Nvidia befindet sich in fortgeschrittener Verhandlungen, um mehrere hundert Millionen Dollar in Cloverleaf Infrastructure zu investieren, ein Unternehmen für Energieentwicklung, das sich auf die Sicherung von Stromkapazitäten für Datencenter-Projekte spezialisiert hat, so berichtet The Wall Street Journal. Eine Einigung könnte bereits am Freitag bekannt gegeben werden.
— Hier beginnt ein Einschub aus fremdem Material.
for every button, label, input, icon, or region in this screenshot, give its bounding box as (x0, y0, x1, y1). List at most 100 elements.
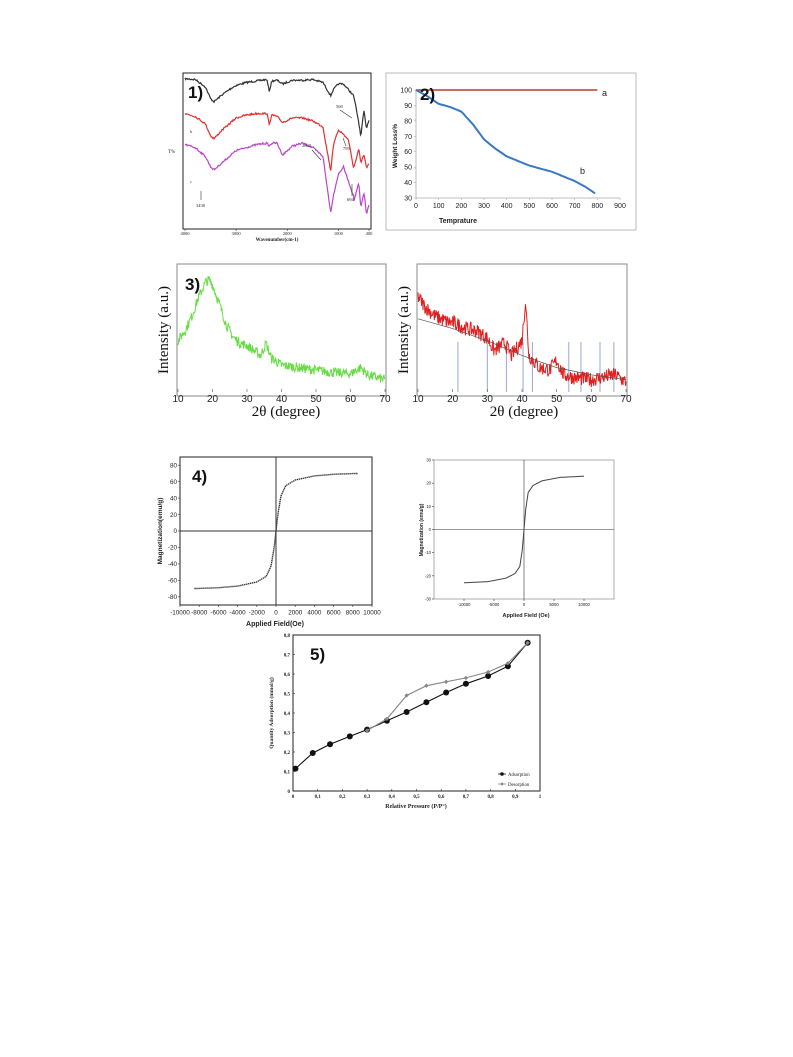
bet-x-tick-label: 0,5 (413, 795, 420, 800)
ftir-arrow-795 (342, 137, 347, 147)
bet-x-tick-label: 0,7 (463, 795, 470, 800)
bet-panel: 0 0,1 0,2 0,3 0,4 0,5 0,6 0,7 0,8 0 0,1 0,2 0,3 0,4 0,… (268, 634, 542, 810)
bet-adsorption-point (309, 749, 316, 756)
bet-legend-adsorption-marker (500, 772, 504, 776)
ftir-arrows (200, 109, 353, 200)
bet-x-tick-label: 0 (292, 795, 295, 800)
vsm-right-panel: 30 20 10 0 -10 -20 -30 -10000 -5000 0 5000 10000 Ap… (419, 457, 615, 619)
bet-desorption-point (525, 640, 530, 645)
vsm-right-y-tick-label: -10 (425, 550, 432, 555)
tga-x-tick-label: 700 (569, 203, 581, 210)
vsm-left-panel: -80 -60 -40 -20 0 20 40 60 80 -10000 -8000 -6000 -40… (157, 456, 381, 628)
xrd-red-x-tick-label: 70 (620, 394, 632, 405)
tga-x-tick-label: 100 (433, 203, 445, 210)
vsm-left-x-tick-label: 4000 (307, 609, 322, 616)
vsm-left-y-tick-label: 60 (170, 479, 178, 486)
xrd-green-x-tick-label: 60 (345, 394, 357, 405)
ftir-x-tick-label: 2000 (283, 231, 293, 236)
xrd-red-x-tick-label: 20 (447, 394, 459, 405)
bet-y-tick-label: 0 (288, 790, 291, 795)
vsm-left-y-tick-label: 0 (173, 528, 177, 535)
vsm-left-y-tick-label: -40 (168, 561, 178, 568)
xrd-green-series-0-line (177, 275, 386, 383)
bet-adsorption-point (346, 733, 353, 740)
bet-legend-desorption-label: Desorption (508, 783, 530, 788)
tga-y-tick-label: 40 (404, 180, 412, 187)
tga-series-b-line (415, 89, 596, 195)
xrd-green-x-tick-label: 50 (310, 394, 322, 405)
vsm-left-x-tick-label: 0 (274, 609, 278, 616)
bet-y-tick-label: 0,8 (284, 634, 291, 639)
vsm-left-x-tick-label: 10000 (363, 609, 381, 616)
vsm-right-y-tick-label: -30 (425, 596, 432, 601)
tga-x-label: Temprature (439, 218, 477, 225)
bet-desorption-point (404, 693, 409, 698)
xrd-green-x-tick-label: 70 (379, 394, 391, 405)
vsm-right-x-tick-label: 0 (523, 602, 526, 607)
vsm-left-y-tick-label: 40 (170, 495, 178, 502)
tga-y-tick-label: 50 (404, 165, 412, 172)
vsm-left-x-tick-label: 8000 (346, 609, 361, 616)
xrd-red-panel: 10 20 30 40 50 60 70 2θ (degree) Intensity (a.… (396, 263, 632, 420)
xrd-green-x-tick-label: 10 (172, 394, 184, 405)
bet-x-label: Relative Pressure (P/P°) (385, 803, 447, 810)
bet-x-tick-label: 0,6 (438, 795, 445, 800)
tga-x-tick-label: 400 (501, 203, 513, 210)
bet-legend-desorption-marker (500, 782, 504, 786)
xrd-red-baseline (417, 318, 627, 381)
bet-adsorption-point (443, 689, 450, 696)
bet-y-tick-label: 0,6 (284, 673, 291, 678)
xrd-red-plot-area: 10 20 30 40 50 60 70 (412, 292, 632, 405)
vsm-right-x-tick-label: 10000 (578, 602, 590, 607)
bet-x-tick-label: 0,9 (512, 795, 519, 800)
xrd-green-x-tick-label: 20 (207, 394, 219, 405)
bet-adsorption-point (462, 680, 469, 687)
bet-y-tick-label: 0,1 (284, 771, 291, 776)
tga-series-b-label: b (580, 166, 585, 176)
ftir-frame (182, 72, 372, 230)
bet-y-tick-label: 0,5 (284, 693, 291, 698)
ftir-series-2-line (184, 141, 370, 215)
vsm-left-y-tick-label: -60 (168, 578, 178, 585)
tga-y-tick-label: 30 (404, 196, 412, 203)
bet-x-tick-label: 0,1 (315, 795, 322, 800)
tga-x-tick-label: 600 (546, 203, 558, 210)
vsm-left-x-tick-label: -8000 (191, 609, 208, 616)
xrd-red-x-tick-label: 60 (586, 394, 598, 405)
xrd-red-x-label: 2θ (degree) (490, 404, 558, 420)
ftir-x-ticks: 4000 3000 2000 1000 400 (181, 229, 373, 236)
bet-y-tick-label: 0,4 (284, 712, 291, 717)
ftir-series-b-label: b (190, 129, 192, 134)
bet-desorption-point (384, 716, 390, 722)
vsm-left-x-tick-label: -6000 (210, 609, 227, 616)
tga-x-tick-label: 300 (478, 203, 490, 210)
bet-desorption-point (443, 679, 449, 684)
bet-adsorption-point (292, 765, 299, 772)
xrd-green-frame (176, 263, 387, 397)
vsm-left-x-label: Applied Field(Oe) (246, 621, 304, 628)
ftir-x-label: Wavenumber(cm-1) (256, 238, 299, 243)
bet-desorption-point (424, 683, 429, 688)
ftir-x-tick-label: 1000 (334, 231, 344, 236)
bet-desorption-point (485, 669, 491, 675)
tga-y-label: Weight Loss% (392, 124, 399, 169)
vsm-left-plot-area: -80 -60 -40 -20 0 20 40 60 80 -10000 -8000 -6000 -40… (168, 457, 381, 616)
ftir-series-0-line (184, 77, 370, 137)
vsm-left-y-tick-label: -80 (168, 594, 178, 601)
vsm-right-y-tick-label: -20 (425, 573, 432, 578)
vsm-right-y-tick-label: 30 (426, 457, 431, 462)
tga-x-tick-label: 0 (414, 203, 418, 210)
xrd-red-x-tick-label: 10 (412, 394, 424, 405)
bet-y-label: Quantity Adsorption (mmol/g) (268, 677, 275, 749)
ftir-annot-560: 560 (336, 104, 344, 109)
ftir-x-tick-label: 4000 (181, 231, 191, 236)
tga-x-tick-label: 900 (614, 203, 626, 210)
bet-y-tick-label: 0,3 (284, 732, 291, 737)
bet-adsorption-point (403, 709, 410, 716)
tga-series-a-label: a (602, 88, 607, 98)
tga-y-tick-label: 100 (400, 88, 412, 95)
vsm-right-y-label: Magnetization (emu/g) (419, 503, 425, 556)
ftir-series-c-label: c (190, 179, 192, 184)
vsm-right-x-tick-label: 5000 (549, 602, 559, 607)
Die potentielle Investition würde den Schritt von Nvidia im Bereich der Halbleiter hinaus in die infrastrukturell entscheidende Bereiche der künstlichen Intelligenz stärken, einschließlich der Stromversorgung und der Entwicklungsressourcen für Rechenzentren, die auf den Grafikprozessoren von Nvidia basieren. Die Rolle von Cloverleaf konzentriert sich darauf, Vereinbarungen für elektrizitätsverarbeitende Infrastruktur zu sichern, die es Datenzentren Entwicklern ermöglicht, Standorte mit zuverlässiger Stromversorgung zu nutzen – ein zunehmend entscheidender Engpass bei der Weiterentwicklung der künstlichen Intelligenz.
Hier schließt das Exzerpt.